Control of the location of the volcanic front in island arcs by aqueous fluid connectivity in the mantle wedge

Abstract

The water released from descending oceanic lithosphere is thought to have an important role in subduction-zone magmatism, as this water might trigger partial melting of the mantle wedge above the subducting plate1,2,3,4,5,6,7,8. If, however, there is incomplete wetting of mineral grain boundaries in the mantle (that is, the dihedral angle9 at the triple junctions between grains is more than 60°), then the water would not form an interconnected network and might instead be trapped as interstitial fluid in the mantle peridotite. The water would then be transported to deeper parts of the mantle rather than triggering partial melting. Here we use dihedral-angle data to estimate the connectivity of an aqueous fluid phase in a model upper-mantle mineral assemblage (forsterite) at pressures from 3 to 5 GPa (corresponding to depths of ∼80–150 km).
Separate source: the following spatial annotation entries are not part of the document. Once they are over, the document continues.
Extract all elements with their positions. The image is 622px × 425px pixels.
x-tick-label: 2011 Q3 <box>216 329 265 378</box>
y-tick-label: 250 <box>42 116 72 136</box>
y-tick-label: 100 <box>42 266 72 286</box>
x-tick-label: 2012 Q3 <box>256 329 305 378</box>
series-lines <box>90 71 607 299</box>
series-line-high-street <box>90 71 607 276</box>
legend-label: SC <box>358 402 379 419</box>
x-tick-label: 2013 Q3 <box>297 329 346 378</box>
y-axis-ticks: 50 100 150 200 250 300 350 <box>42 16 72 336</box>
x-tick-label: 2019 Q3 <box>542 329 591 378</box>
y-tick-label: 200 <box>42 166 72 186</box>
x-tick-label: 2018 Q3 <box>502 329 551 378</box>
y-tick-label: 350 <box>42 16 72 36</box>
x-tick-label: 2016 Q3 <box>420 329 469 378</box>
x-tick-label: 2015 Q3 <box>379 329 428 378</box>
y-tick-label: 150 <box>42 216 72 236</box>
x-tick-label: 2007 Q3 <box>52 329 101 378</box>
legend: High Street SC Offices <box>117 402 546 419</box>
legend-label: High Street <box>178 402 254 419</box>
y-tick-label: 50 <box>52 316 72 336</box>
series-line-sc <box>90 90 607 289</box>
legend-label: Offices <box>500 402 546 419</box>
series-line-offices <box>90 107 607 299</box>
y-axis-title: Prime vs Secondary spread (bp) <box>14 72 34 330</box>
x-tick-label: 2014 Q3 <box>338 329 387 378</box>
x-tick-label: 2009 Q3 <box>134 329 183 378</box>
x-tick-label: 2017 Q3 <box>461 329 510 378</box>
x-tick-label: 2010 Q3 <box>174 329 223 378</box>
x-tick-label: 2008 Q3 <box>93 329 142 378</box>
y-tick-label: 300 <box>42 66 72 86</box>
By combining these data with previous results10,11, we find that the dihedral angle is greater than 60° at low pressure and temperature (<1,000 °C at 2 GPa and <800 °C at 4 GPa) and lower than 60° at higher pressures and temperatures, suggesting that wetting is incomplete below these conditions. This indicates that the connectivity of water in hydrous upper-mantle peridotite at convergent plate boundaries might control the position of the volcanic front in island arcs.